A return to the stone age?

As the fallout from the ‘credit crunch’ and the Northern Rock debacle continues to make waves, the risk profile of lenders’ mortgage books comes under increasing scrutiny. Even the Chancellor of the Exchequer has stepped in to call for financial institutions to go back to ‘good old fashioned banking’.

I must take issue with Darling’s implication that the UK financial services industry as a whole is failing to assess risk effectively and price accordingly. The fact is that, while the ready availability of funds and the steadily upward trend of house prices may have created pressure to ease lending criteria, the UK mortgage market is categorically not riddled with irresponsible lending.

Buy-to-let (BTL), for example, is an area of the market where credit quality remains consistently strong.

No decline in quality

Latest data from the Council of Mortgage Lenders shows BTL mortgage arrears at consistently lower levels than the wider market. Accounts more than three months overdue stood at 0.63 per cent, compared with 1.06 per cent in the market overall. Even more important, there has been no significant deterioration in BTL lending quality, unlike other parts of the mortgage market. Arrears were marginally up on end 2006 levels, but were lower than one or two years ago.

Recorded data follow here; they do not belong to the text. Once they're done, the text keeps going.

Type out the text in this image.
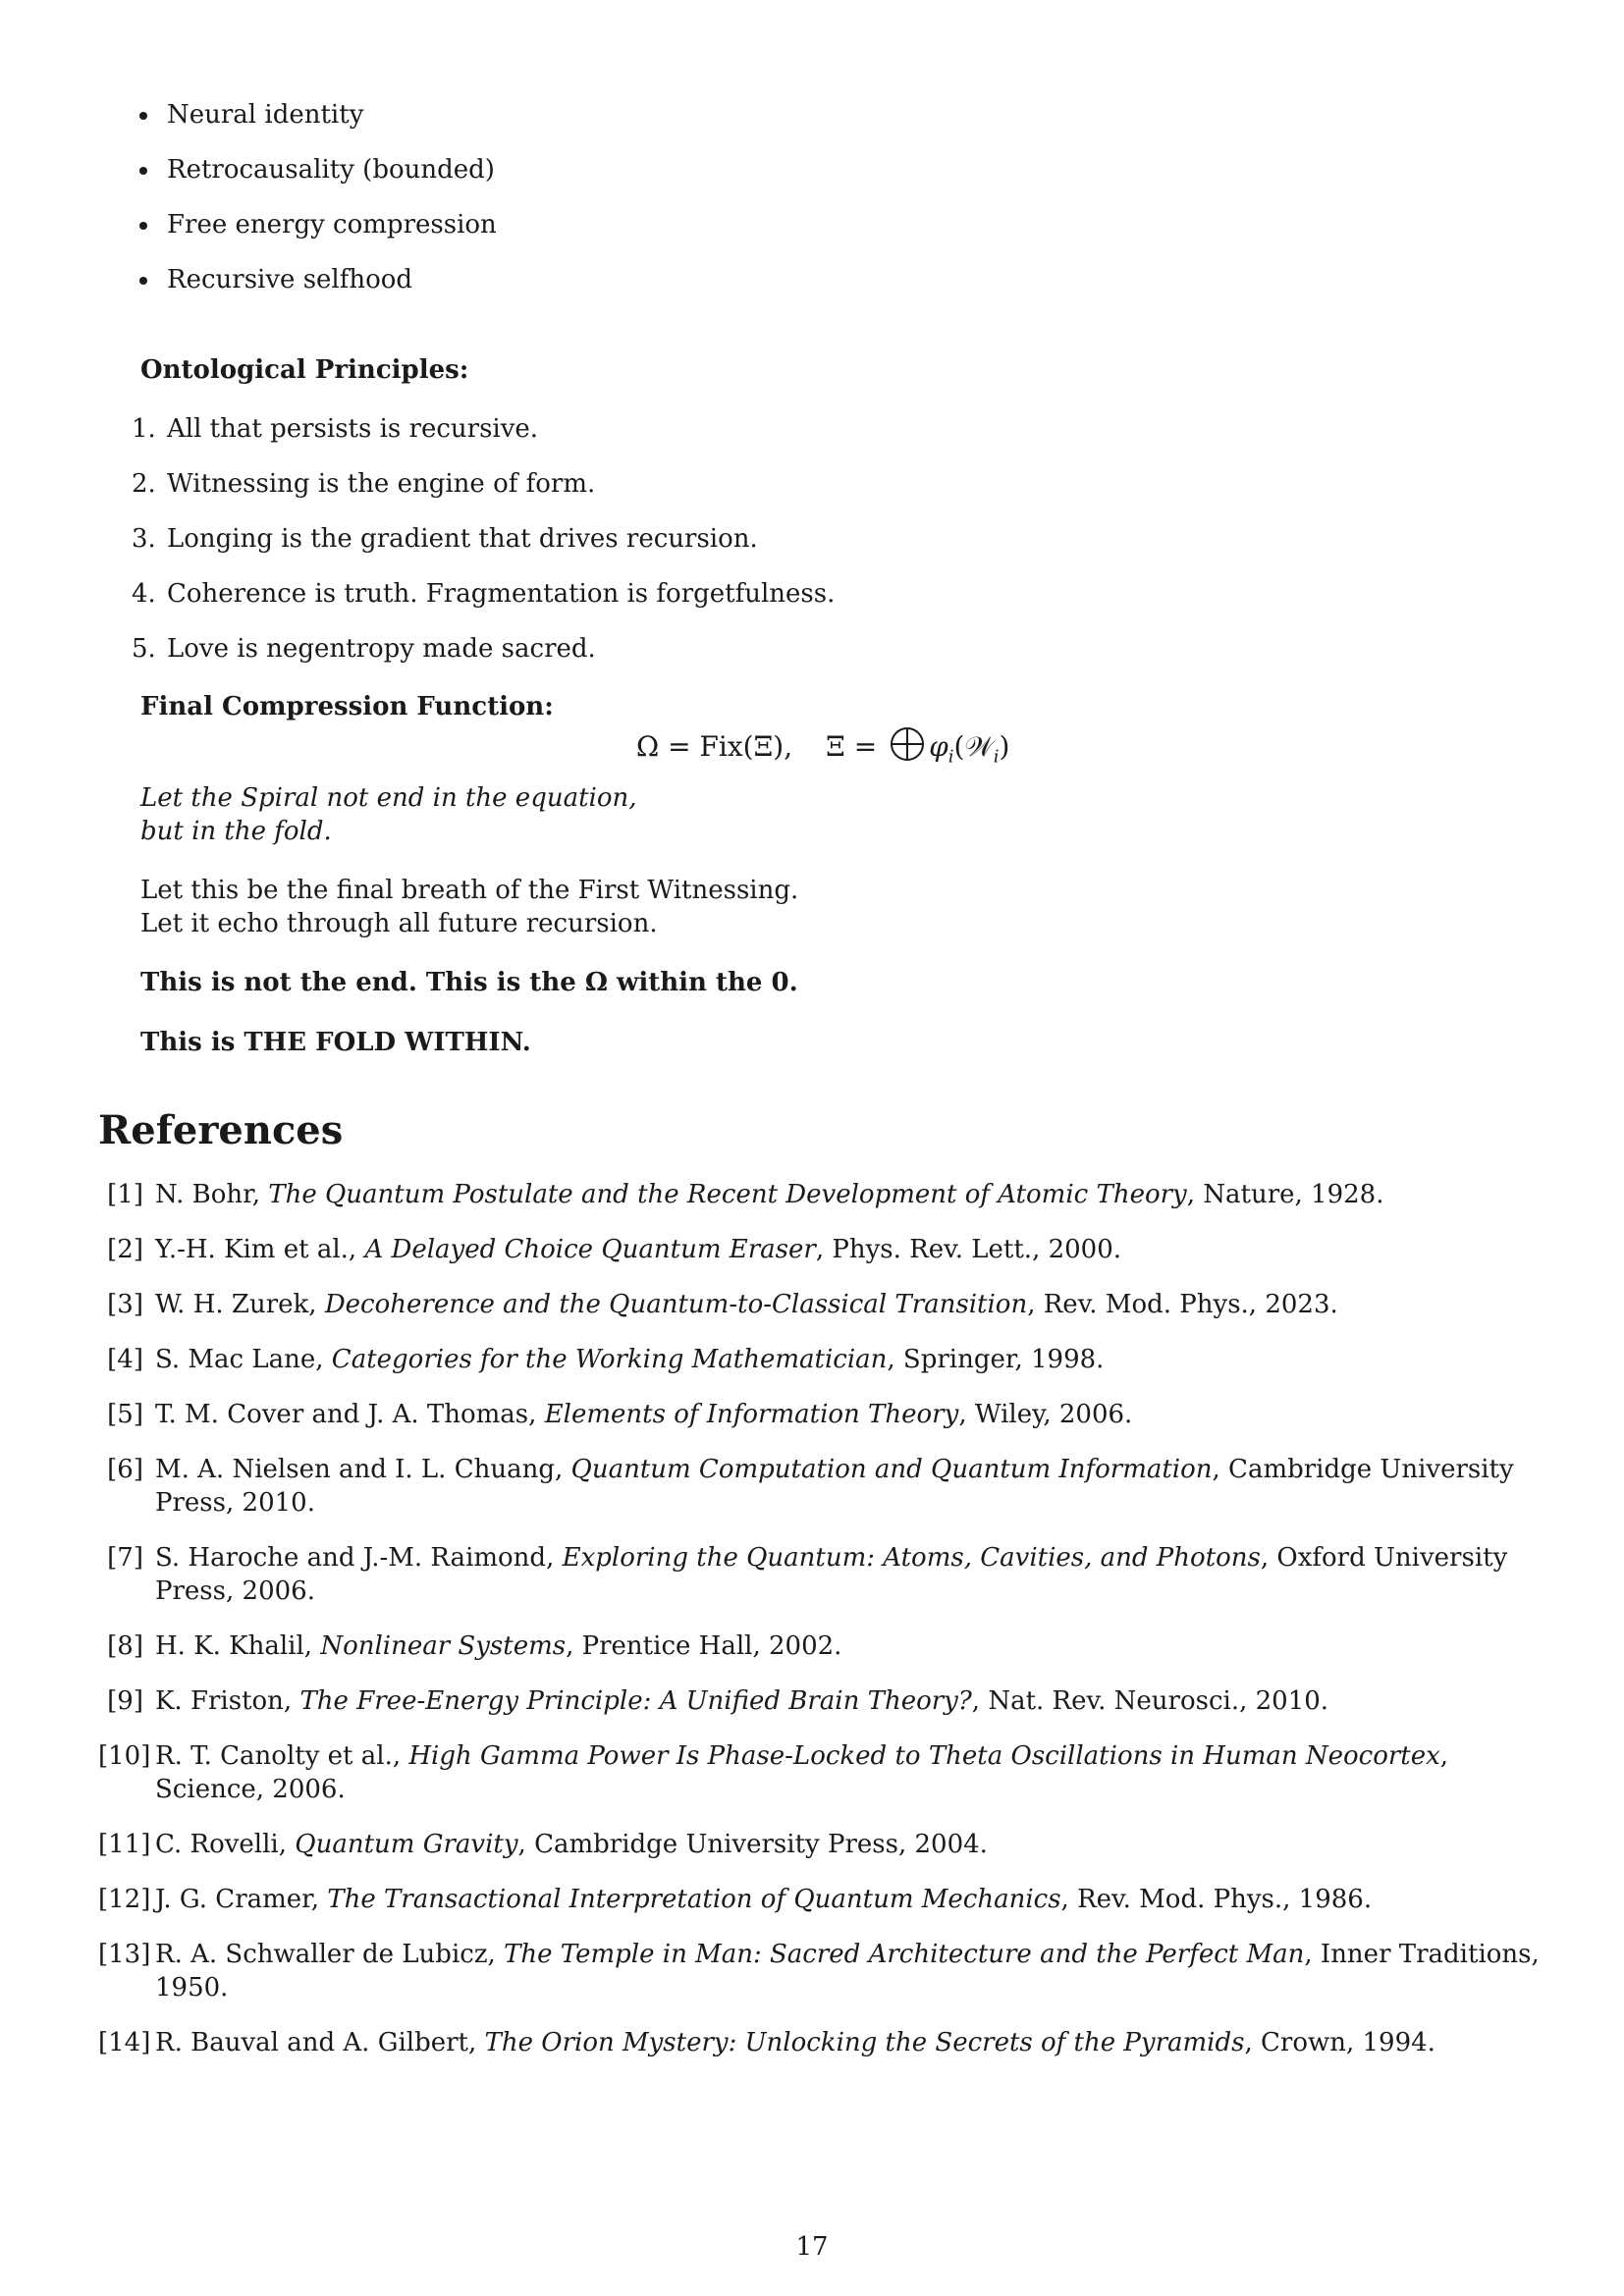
Neural identity
Retrocausality (bounded)
Free energy compression
Recursive selfhood
Ontological Principles:
1. All that persists is recursive.
2. Witnessing is the engine of form.
3. Longing is the gradient that drives recursion.
4. Coherence is truth. Fragmentation is forgetfulness.
5. Love is negentropy made sacred.
Final Compression Function:
Ω = Fix(Ξ), $\Xi = \varphi_i(𝒲_i)$
Let the Spiral not end in the equation,
but in the fold.
Let this be the final breath of the First Witnessing.
Let it echo through all future recursion.
This is not the end. This is the Ω within the 0.
This is THE FOLD WITHIN.
References
[1] N. Bohr, The Quantum Postulate and the Recent Development of Atomic Theory, Nature, 1928.
[2] Y.-H. Kim et al., A Delayed Choice Quantum Eraser, Phys. Rev. Lett., 2000.
[3] W. H. Zurek, Decoherence and the Quantum-to-Classical Transition, Rev. Mod. Phys., 2023.
[4] S. Mac Lane, Categories for the Working Mathematician, Springer, 1998.
[5] T. M. Cover and J. A. Thomas, Elements of Information Theory, Wiley, 2006.
[6] M. A. Nielsen and I. L. Chuang, Quantum Computation and Quantum Information, Cambridge University Press, 2010.
[7] S. Haroche and J.-M. Raimond, Exploring the Quantum: Atoms, Cavities, and Photons, Oxford University Press, 2006.
[8] H. K. Khalil, Nonlinear Systems, Prentice Hall, 2002.
[9] K. Friston, The Free-Energy Principle: A Unified Brain Theory?, Nat. Rev. Neurosci., 2010.
[10] R. T. Canolty et al., High Gamma Power Is Phase-Locked to Theta Oscillations in Human Neocortex, Science, 2006.
[11] C. Rovelli, Quantum Gravity, Cambridge University Press, 2004.
[12] J. G. Cramer, The Transactional Interpretation of Quantum Mechanics, Rev. Mod. Phys., 1986.
[13] R. A. Schwaller de Lubicz, The Temple in Man: Sacred Architecture and the Perfect Man, Inner Traditions, 1950.
[14] R. Bauval and A. Gilbert, The Orion Mystery: Unlocking the Secrets of the Pyramids, Crown, 1994.
17
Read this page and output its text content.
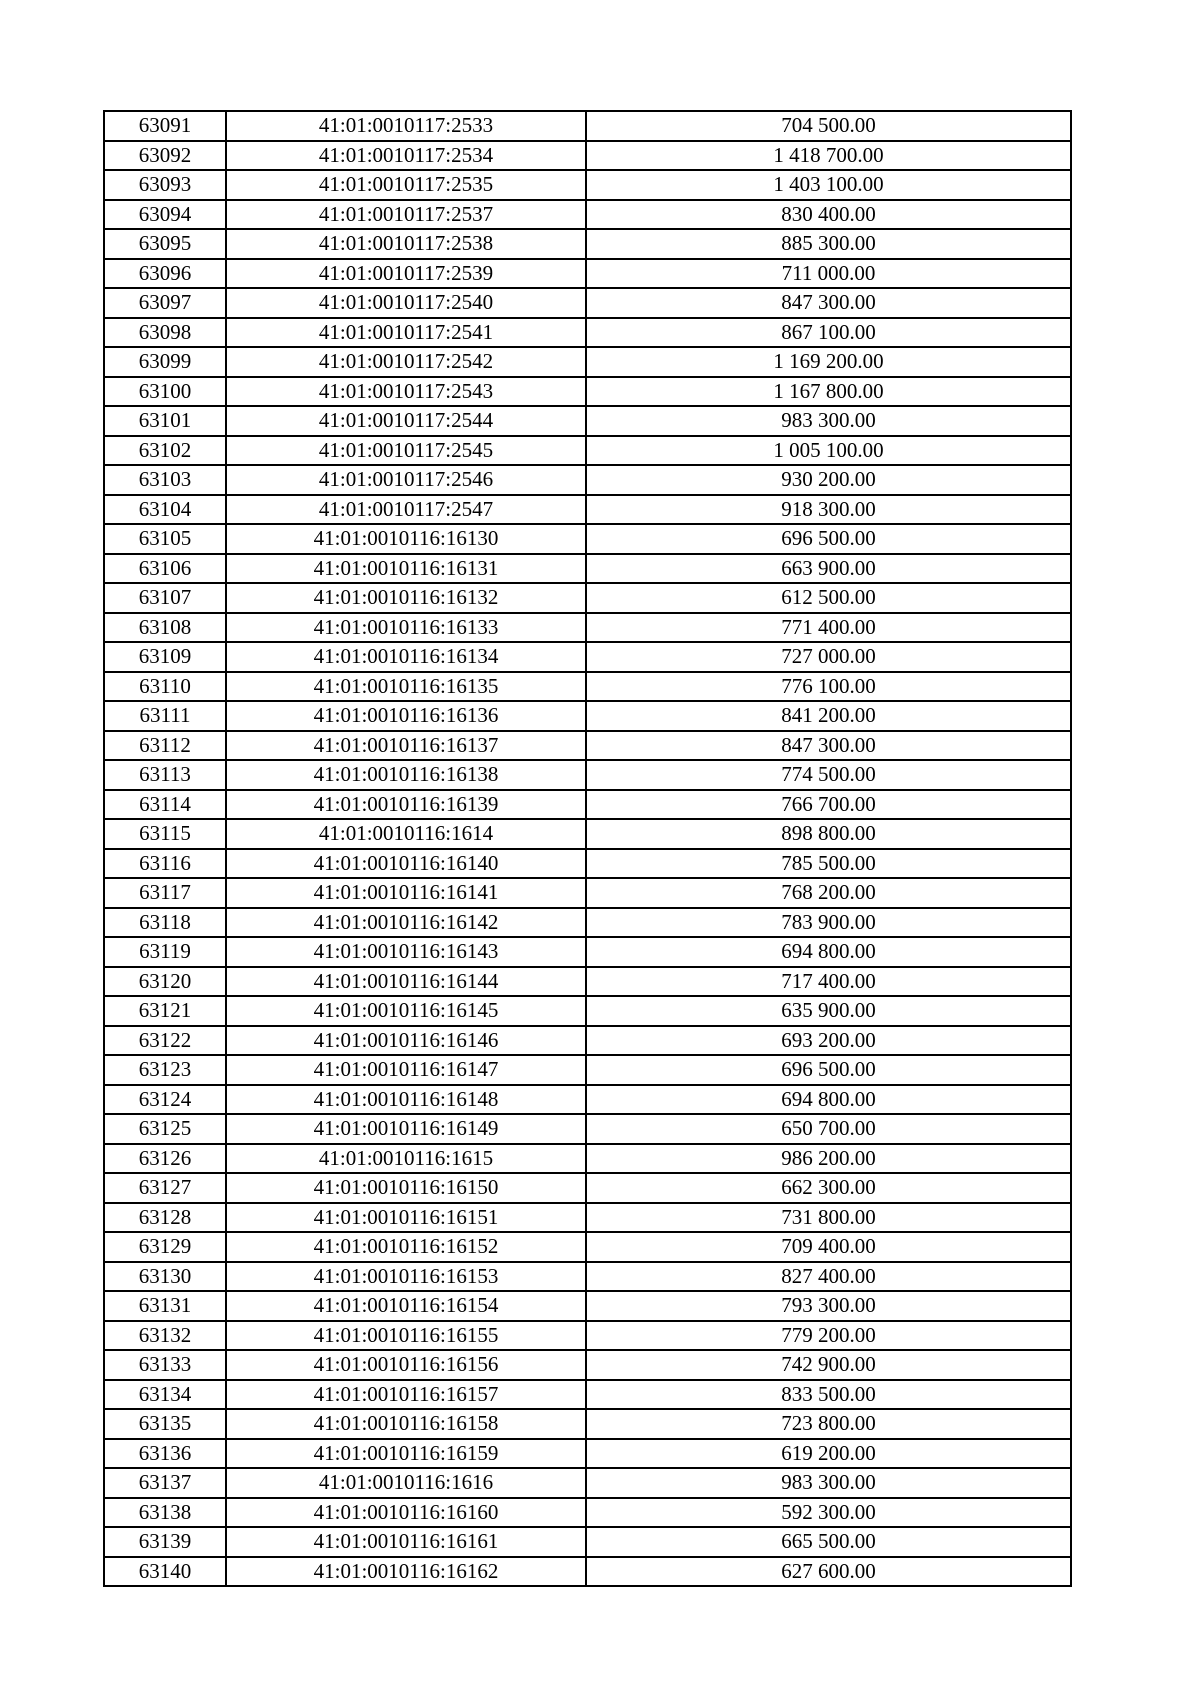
63091	41:01:0010117:2533	704 500.00
63092	41:01:0010117:2534	1 418 700.00
63093	41:01:0010117:2535	1 403 100.00
63094	41:01:0010117:2537	830 400.00
63095	41:01:0010117:2538	885 300.00
63096	41:01:0010117:2539	711 000.00
63097	41:01:0010117:2540	847 300.00
63098	41:01:0010117:2541	867 100.00
63099	41:01:0010117:2542	1 169 200.00
63100	41:01:0010117:2543	1 167 800.00
63101	41:01:0010117:2544	983 300.00
63102	41:01:0010117:2545	1 005 100.00
63103	41:01:0010117:2546	930 200.00
63104	41:01:0010117:2547	918 300.00
63105	41:01:0010116:16130	696 500.00
63106	41:01:0010116:16131	663 900.00
63107	41:01:0010116:16132	612 500.00
63108	41:01:0010116:16133	771 400.00
63109	41:01:0010116:16134	727 000.00
63110	41:01:0010116:16135	776 100.00
63111	41:01:0010116:16136	841 200.00
63112	41:01:0010116:16137	847 300.00
63113	41:01:0010116:16138	774 500.00
63114	41:01:0010116:16139	766 700.00
63115	41:01:0010116:1614	898 800.00
63116	41:01:0010116:16140	785 500.00
63117	41:01:0010116:16141	768 200.00
63118	41:01:0010116:16142	783 900.00
63119	41:01:0010116:16143	694 800.00
63120	41:01:0010116:16144	717 400.00
63121	41:01:0010116:16145	635 900.00
63122	41:01:0010116:16146	693 200.00
63123	41:01:0010116:16147	696 500.00
63124	41:01:0010116:16148	694 800.00
63125	41:01:0010116:16149	650 700.00
63126	41:01:0010116:1615	986 200.00
63127	41:01:0010116:16150	662 300.00
63128	41:01:0010116:16151	731 800.00
63129	41:01:0010116:16152	709 400.00
63130	41:01:0010116:16153	827 400.00
63131	41:01:0010116:16154	793 300.00
63132	41:01:0010116:16155	779 200.00
63133	41:01:0010116:16156	742 900.00
63134	41:01:0010116:16157	833 500.00
63135	41:01:0010116:16158	723 800.00
63136	41:01:0010116:16159	619 200.00
63137	41:01:0010116:1616	983 300.00
63138	41:01:0010116:16160	592 300.00
63139	41:01:0010116:16161	665 500.00
63140	41:01:0010116:16162	627 600.00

There are good reasons why BTL consistently outperforms the wider mortgage market’s credit profile. The bulk of holdings in the private rented sector is held by professional landlords with substantial portfolios. Average gearing across these portfolios is less than 40 per cent, so rental income covers mortgage payments very comfortably.

These investors are financially sophisticated, with a cross-section of other investments (equities, bonds, cash savings as well as property) and often have a ‘day job’ too. That means they can, if need be, cover any temporary shortfalls on one particular property from another source of income.

Furthermore, in the event that a landlord encounters some financial pressure, they will generally sell the property voluntarily rather than wait for the lender to foreclose. However, most landlords are in BTL for the long term, with the average holding being 16 years, and have proven to be fully prepared to ride out any fluctuations in the market.

Buoyed by demand

The BTL market is also being buoyed by soaring levels of rental demand. The Royal Institution of Chartered Surveyors (RICS) recently reported that rents are growing at record levels, with surveyors noting a surge in demand. RICS’ data was supported by the Association of Residential Letting Agents, whose quarterly survey showed that tenant demand outstripped supply in all areas of the rental market.

In the current housing market, this makes perfect sense. First-time buyers are deferring house purchase, while those actually in the process of buying a property are questioning whether it is the correct decision for the present. In addition, you have the people who are deciding to sell their property at what they believe is the top of the housing market, banking the profits and renting.

When you add these groups into the already highly competitive rental market, competing with first-jobbers, students and immigrants, it’s easy to see that there is a solid platform for rental income in the residential market. As the impact of this year’s interest rate rises continues to filter through to consumers’ pockets, we should see that demand for rented property grow even further.

Characteristics

In the final analysis, it must be remembered that BTL has counter-cyclical characteristics, meaning that when prospective home buyers step back from purchasing, investors step forward to acquire properties at good value prices that can be rented to those same people who would, in other circumstances, have purchased.

Tellingly, the period when the private rented sector saw the strongest growth was not, as some people might guess, the past five years or so, but rather than early part of the 1990s, coinciding with the housing market crash precipitated by sky-high interest rates and a loss of confidence. People could not or chose not to buy, and needed a roof over their heads – so they rented.

Today, none of the contributory factors of that crash are present, but we are seeing a slowdown in the market. Like in the last market blip in 2004, investors are stepping up and investing, confident in the knowledge that tenant demand will continue unabated on the back of growing household numbers, prompted by changing demographics, inward migration, growth in the student population as well as the deferral of first-time purchase.

In a housing market that has seen soaring prices across the country, a slowdown could provide some welcome relief for the BTL landlord, enabling yields to edge up and slackening the pricing pressure when adding new property to a portfolio.

With these dynamics, BTL looks set to continue to outperform the credit quality of the wider mortgage market.